Bir eleştirmen değilim ve bu ilk yeltenişim. Gönül isterdi ki, uzun ve verimli kariyeri inişli çıkışlı olan bu yazarın bir çıkış anına denk geleyim. Kingdom Hospital için bunu söylemek zor. Yine de Riget’i izlememiş olanlar için vakit geçirici bir seyirlik olabilir. Riget tutkunları ise hiç ilişmesinler kanaatindeyim.
İnal Pisoday
Stand By Me (1986)
Stephen King’in 1982’de basılan Different Seasons isimli kısa roman toplamalarından birinde yer alan The Body (Ceset), bizde Rage isimli bir başka romanla (Richard Bachman mahlasıyla 1977’de yayımlanmış) birlikte basılmıştı. İkisi de çocukluk üzerine olduklarından, aslında iyi bir eşleme. Bir taraftan çocuk karakterlerin bakış açılarını, diyaloglarını muhteşem bir biçimde aktardığından kendi çocukluğunuza dönerken, diğer taraftan çocuk dünyasının dehşetini, ölüm algısını, acımasızlığını da gösterirler. Hiddet sinemaya uyarlanmadı ama Pearl Jam’in harika şarkısı “Jeremy”nin kült video klibine ilham verdi. Daha sonra Amerika’da okul basan ya da sınıfını rehin alan öğrenciler furyası başlayınca Gus Van Sant da Elephant filminde aynı konuyu işledi. Ama bu bizi ilgilendirmesin şimdi. The Body sinemaya aktarılırken Stand By Me adını aldı. Filmin esas müziği Ben E. King’in 1961 tarihli “Stand By Me” şarkısı, o yıllarda yeniden aşırı bir ilgi görmüştü, hatırlarım. 12 yaşında 4 çocuğun, yaşadıkları kasaba civarında kaybolmuş bir çocuğun cesedini bulmak için evi terk edip yola düşmelerinin hikâyesini anlatıyor film. Bir taraftan da kendilerini, birbirlerini tanımalarını ve birlikte kalmayı öğrenmelerini. Bu anlamda filmin adının değişmesi anlaşılabilir. Stephen King’in okuduğum tüm kitapları arasında en nahif olanı. Ve çocukluk, masumiyet gibi anahtar kelimeleri var. Ceset’in Benimle Kal’a dönüşmesi makul. Size bunları yazarken fark ettiğim üzere, en sevdiğim iki Stephen King romanının en sevdiğim iki sinema uyarlamasını da aynı yönetmen çekmiş, Rob Reiner. Bu iki filmi çok beğenmiş olmamın esas sebebi ise kitaba uygunlukları. Reiner bu ilk Stephen King uyarlamasında da kurguyu yazara bırakırken yine oyuncularının performanslarıyla fark yaratıyor.
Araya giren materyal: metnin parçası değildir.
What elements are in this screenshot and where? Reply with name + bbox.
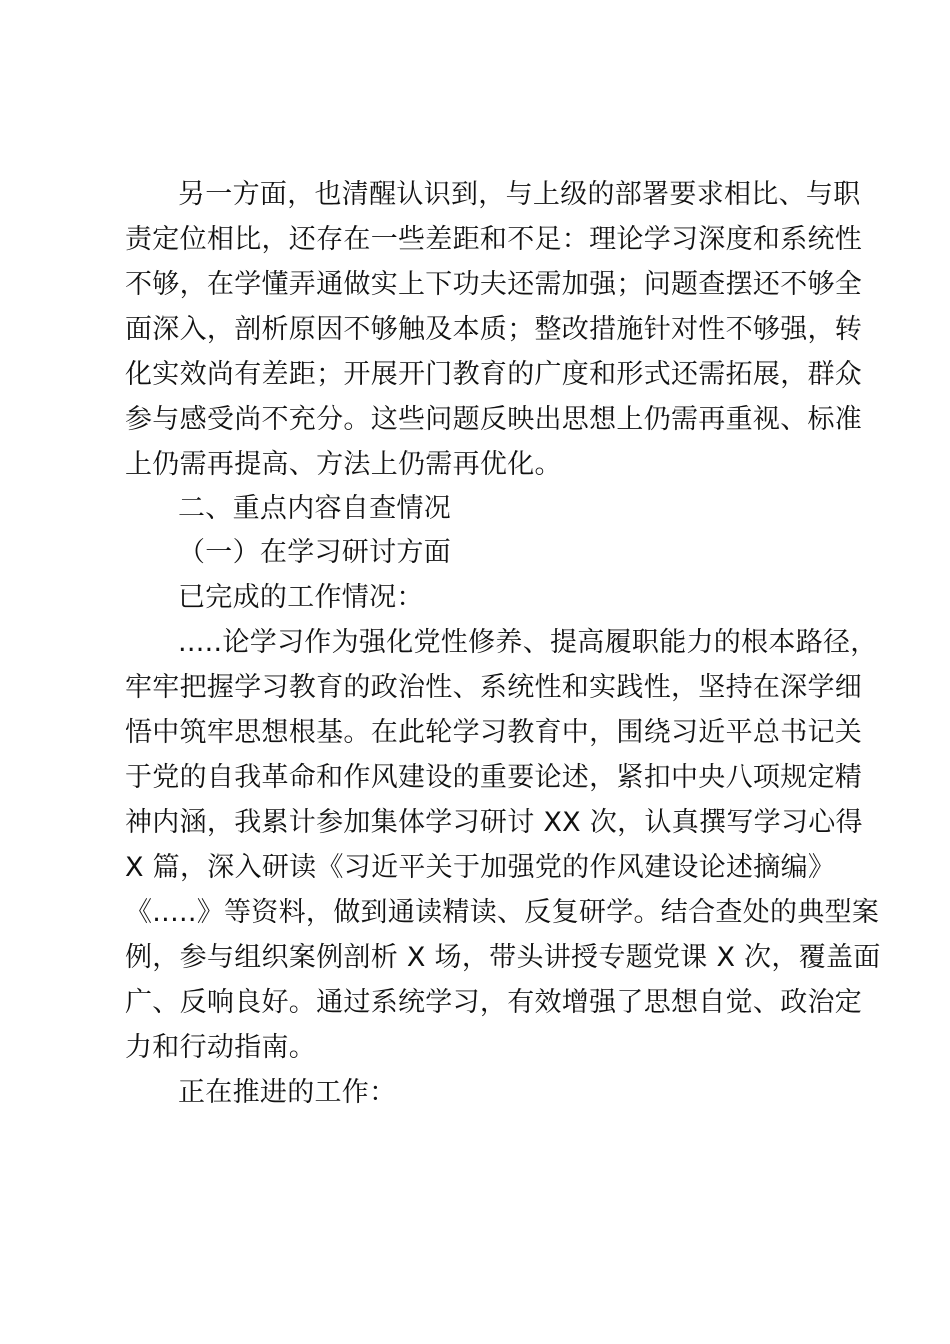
paragraph-line: 神内涵，我累计参加集体学习研讨 XX 次，认真撰写学习心得 — [125, 807, 863, 838]
paragraph-line: 上仍需再提高、方法上仍需再优化。 — [125, 449, 562, 480]
paragraph-line: 《.....》等资料，做到通读精读、反复研学。结合查处的典型案 — [125, 897, 880, 928]
completed-work-label: 已完成的工作情况： — [178, 582, 424, 613]
paragraph-line: 面深入，剖析原因不够触及本质；整改措施针对性不够强，转 — [125, 314, 863, 345]
paragraph-line: 广、反响良好。通过系统学习，有效增强了思想自觉、政治定 — [125, 987, 863, 1018]
paragraph-line: 例，参与组织案例剖析 X 场，带头讲授专题党课 X 次，覆盖面 — [125, 942, 881, 973]
paragraph-line: 于党的自我革命和作风建设的重要论述，紧扣中央八项规定精 — [125, 762, 863, 793]
section-heading: 二、重点内容自查情况 — [178, 493, 451, 524]
paragraph-line: 另一方面，也清醒认识到，与上级的部署要求相比、与职 — [178, 179, 861, 210]
paragraph-line: 力和行动指南。 — [125, 1032, 317, 1063]
paragraph-line: 悟中筑牢思想根基。在此轮学习教育中，围绕习近平总书记关 — [125, 717, 863, 748]
paragraph-line: 参与感受尚不充分。这些问题反映出思想上仍需再重视、标准 — [125, 404, 863, 435]
paragraph-line: 不够，在学懂弄通做实上下功夫还需加强；问题查摆还不够全 — [125, 269, 863, 300]
subsection-heading: （一）在学习研讨方面 — [178, 537, 451, 568]
paragraph-line: X 篇，深入研读《习近平关于加强党的作风建设论述摘编》 — [125, 852, 836, 883]
in-progress-work-label: 正在推进的工作： — [178, 1077, 397, 1108]
paragraph-line: 化实效尚有差距；开展开门教育的广度和形式还需拓展，群众 — [125, 359, 863, 390]
paragraph-line: 责定位相比，还存在一些差距和不足：理论学习深度和系统性 — [125, 224, 863, 255]
paragraph-line: .....论学习作为强化党性修养、提高履职能力的根本路径， — [178, 627, 878, 658]
paragraph-line: 牢牢把握学习教育的政治性、系统性和实践性，坚持在深学细 — [125, 672, 863, 703]
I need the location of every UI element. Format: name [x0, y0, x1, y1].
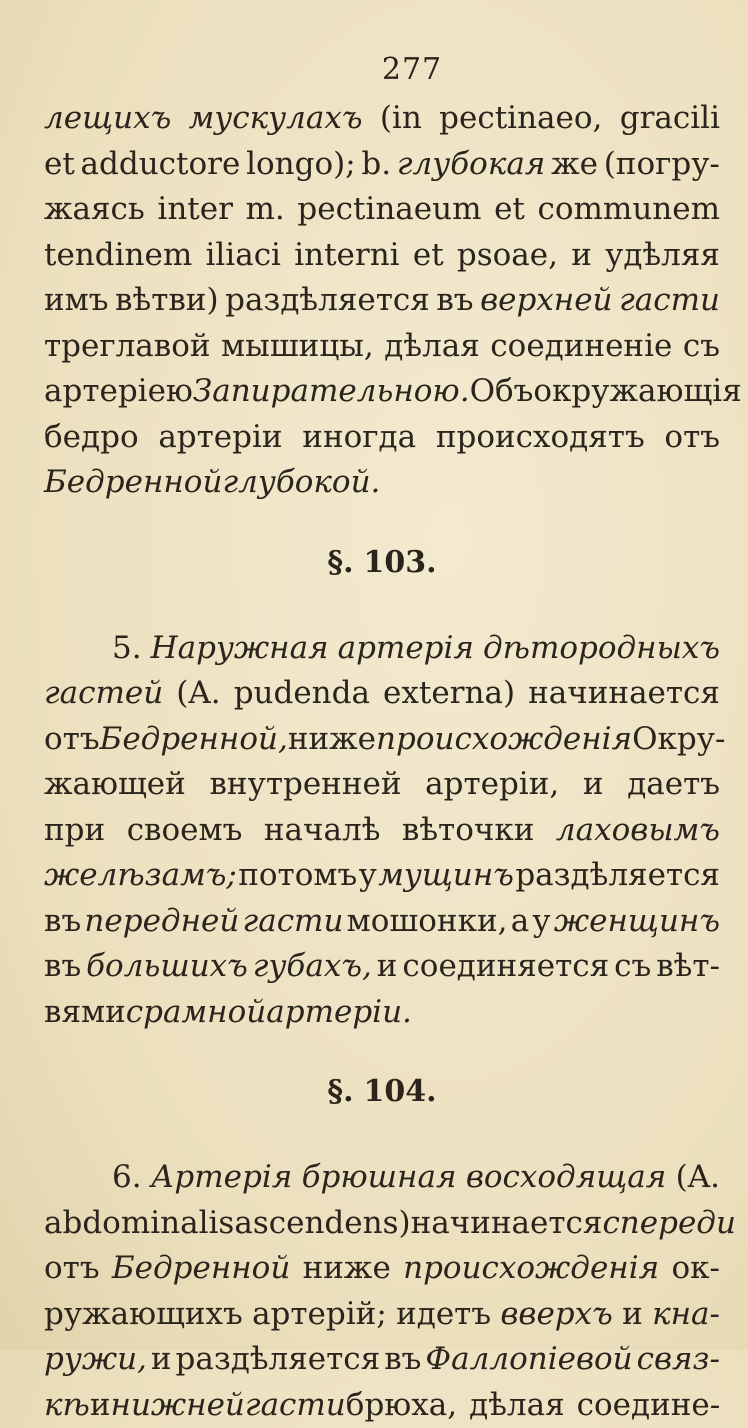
- word: съ: [683, 324, 720, 370]
- word: начинается: [411, 1201, 603, 1247]
- text-line: [44, 142, 720, 188]
- word: Бедренной: [112, 1246, 290, 1292]
- word: gracili: [620, 96, 720, 142]
- word: мускулахъ: [189, 96, 363, 142]
- word: жающей: [44, 762, 186, 808]
- word: отъ: [44, 1246, 100, 1292]
- word: et: [413, 233, 444, 279]
- word: и: [622, 1292, 643, 1338]
- word: дѣтородныхъ: [483, 626, 720, 672]
- word: происхожденія: [403, 1246, 659, 1292]
- text-line: [44, 278, 720, 324]
- word: interni: [294, 233, 399, 279]
- text-line: [44, 96, 720, 142]
- word: раздѣляется: [515, 853, 720, 899]
- word: верхней: [480, 278, 612, 324]
- text-line: [44, 762, 720, 808]
- word: соединяется: [402, 944, 609, 990]
- text-line: [44, 1155, 720, 1201]
- word: b.: [361, 142, 391, 188]
- word: въ: [436, 278, 473, 324]
- book-page: [44, 52, 720, 1428]
- word: iliaci: [205, 233, 281, 279]
- word: лещихъ: [44, 96, 171, 142]
- text-line: [44, 460, 720, 506]
- word: ниже: [288, 717, 376, 763]
- section-number: 103.: [364, 545, 437, 580]
- word: отъ: [664, 415, 720, 461]
- word: спереди: [602, 1201, 735, 1247]
- word: иногда: [302, 415, 416, 461]
- word: артеріи: [158, 415, 282, 461]
- word: же: [551, 142, 598, 188]
- text-line: [44, 1246, 720, 1292]
- word: происходятъ: [436, 415, 645, 461]
- word: ок-: [671, 1246, 720, 1292]
- word: восходящая: [466, 1155, 666, 1201]
- word: даетъ: [627, 762, 720, 808]
- word: communem: [538, 187, 721, 233]
- word: ружи,: [44, 1337, 147, 1383]
- section-number: 104.: [364, 1074, 437, 1109]
- word: (A.: [676, 1155, 720, 1201]
- word: у: [532, 899, 550, 945]
- word: лаховымъ: [556, 808, 720, 854]
- word: tendinem: [44, 233, 192, 279]
- paragraph: [44, 626, 720, 1036]
- word: артеріею: [44, 369, 193, 415]
- word: m.: [246, 187, 285, 233]
- text-line: [44, 415, 720, 461]
- word: артеріи,: [425, 762, 559, 808]
- word: кѣ: [44, 1383, 90, 1428]
- word: нижней: [111, 1383, 245, 1428]
- word: гасти: [619, 278, 720, 324]
- word: Артерія: [151, 1155, 292, 1201]
- page-number: 277: [104, 52, 720, 96]
- word: Бедренной: [44, 460, 222, 506]
- word: и: [571, 233, 592, 279]
- word: adductore: [81, 142, 241, 188]
- text-line: [44, 944, 720, 990]
- word: ружающихъ: [44, 1292, 243, 1338]
- word: артеріи.: [266, 990, 412, 1036]
- word: желѣзамъ;: [44, 853, 237, 899]
- word: psoae,: [457, 233, 558, 279]
- word: и: [377, 944, 398, 990]
- text-line: [44, 626, 720, 672]
- word: глубокой.: [222, 460, 380, 506]
- word: вями: [44, 990, 126, 1036]
- word: у: [359, 853, 377, 899]
- word: 6.: [112, 1155, 142, 1201]
- text-line: [44, 1292, 720, 1338]
- word: и: [583, 762, 604, 808]
- word: вверхъ: [500, 1292, 612, 1338]
- word: мышицы,: [221, 324, 374, 370]
- word: при: [44, 808, 105, 854]
- word: жаясь: [44, 187, 145, 233]
- word: срамной: [126, 990, 266, 1036]
- word: и: [151, 1337, 172, 1383]
- word: въ: [44, 944, 81, 990]
- word: потомъ: [238, 853, 357, 899]
- word: съ: [614, 944, 651, 990]
- word: Фаллопіевой: [425, 1337, 632, 1383]
- word: происхожденія: [376, 717, 632, 763]
- word: мошонки,: [347, 899, 508, 945]
- word: externa): [383, 671, 515, 717]
- text-line: [44, 1201, 720, 1247]
- word: гасти: [243, 899, 344, 945]
- word: передней: [84, 899, 239, 945]
- word: внутренней: [209, 762, 401, 808]
- word: (in: [380, 96, 422, 142]
- word: губахъ,: [253, 944, 372, 990]
- word: ниже: [303, 1246, 391, 1292]
- word: вѣтви): [115, 278, 219, 324]
- word: (погру-: [604, 142, 720, 188]
- page-body: [44, 96, 720, 1428]
- word: вѣточки: [402, 808, 535, 854]
- section-heading: [44, 518, 720, 608]
- word: женщинъ: [554, 899, 720, 945]
- text-line: [44, 990, 720, 1036]
- word: своемъ: [127, 808, 243, 854]
- word: бедро: [44, 415, 139, 461]
- word: начинается: [528, 671, 720, 717]
- word: раздѣляется: [225, 278, 430, 324]
- word: соедине-: [577, 1383, 721, 1428]
- word: inter: [157, 187, 233, 233]
- text-line: [44, 1383, 720, 1428]
- word: pectinaeo,: [439, 96, 602, 142]
- word: брюха,: [346, 1383, 457, 1428]
- word: дѣлая: [469, 1383, 565, 1428]
- word: Наружная: [151, 626, 329, 672]
- section-sign: §.: [327, 545, 353, 580]
- text-line: [44, 369, 720, 415]
- word: longo);: [246, 142, 356, 188]
- word: Запирательною.: [193, 369, 470, 415]
- paragraph: [44, 1155, 720, 1428]
- text-line: [44, 1337, 720, 1383]
- word: вѣт-: [656, 944, 720, 990]
- word: началѣ: [264, 808, 381, 854]
- word: артерій;: [252, 1292, 387, 1338]
- word: артерія: [338, 626, 474, 672]
- word: въ: [44, 899, 81, 945]
- word: раздѣляется: [176, 1337, 381, 1383]
- paragraph: [44, 96, 720, 506]
- word: гасти: [245, 1383, 346, 1428]
- word: (A.: [176, 671, 220, 717]
- word: ascendens): [234, 1201, 410, 1247]
- word: pudenda: [234, 671, 370, 717]
- word: Объ: [470, 369, 534, 415]
- word: идетъ: [396, 1292, 491, 1338]
- word: большихъ: [86, 944, 248, 990]
- section-sign: §.: [327, 1074, 353, 1109]
- word: имъ: [44, 278, 109, 324]
- word: мущинъ: [378, 853, 514, 899]
- word: связ-: [637, 1337, 720, 1383]
- word: et: [494, 187, 525, 233]
- text-line: [44, 808, 720, 854]
- text-line: [44, 324, 720, 370]
- text-line: [44, 187, 720, 233]
- word: pectinaeum: [297, 187, 481, 233]
- text-line: [44, 233, 720, 279]
- text-line: [44, 717, 720, 763]
- word: въ: [384, 1337, 421, 1383]
- word: Бедренной,: [100, 717, 288, 763]
- word: Окру-: [632, 717, 725, 763]
- word: окружающія: [533, 369, 741, 415]
- word: abdominalis: [44, 1201, 234, 1247]
- word: а: [511, 899, 529, 945]
- word: et: [44, 142, 75, 188]
- word: гастей: [44, 671, 163, 717]
- section-heading: [44, 1047, 720, 1137]
- text-line: [44, 899, 720, 945]
- word: кна-: [652, 1292, 720, 1338]
- word: отъ: [44, 717, 100, 763]
- word: соединеніе: [490, 324, 672, 370]
- word: глубокая: [397, 142, 546, 188]
- word: и: [90, 1383, 111, 1428]
- word: брюшная: [302, 1155, 457, 1201]
- text-line: [44, 671, 720, 717]
- word: 5.: [112, 626, 142, 672]
- word: треглавой: [44, 324, 211, 370]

Yeteneği ile büyük bir potansiyel sahibi River Phoenix’i 23 yaşında kaybetmiştik. İkinci sinema filmi The Body. Diğer çocuk karakterler hepsinin isimlerine de simalarına da aşina olduğunuz Wil Wheaton, Corey Feldman ve Jerry O’Connell. Az çok kariyer yaptılar. Ve hepsinin başlangıcında bu film var. İzlerken bu çocukların rollerini yapmaya çalışırken gerçekten arkadaşlığın ne demek olduğunu öğrendiklerini, arkadaş olduklarını anlıyorsunuz. Çok iyi bir uyum yakalanmış. Yan rollerdeki Kiefer Sutherland, Bill Corby, Richard Dreyfuss ve John Cusack gibi isimler de filmin oyunculuk kalitesi üzerine daha fazla fikir verecektir.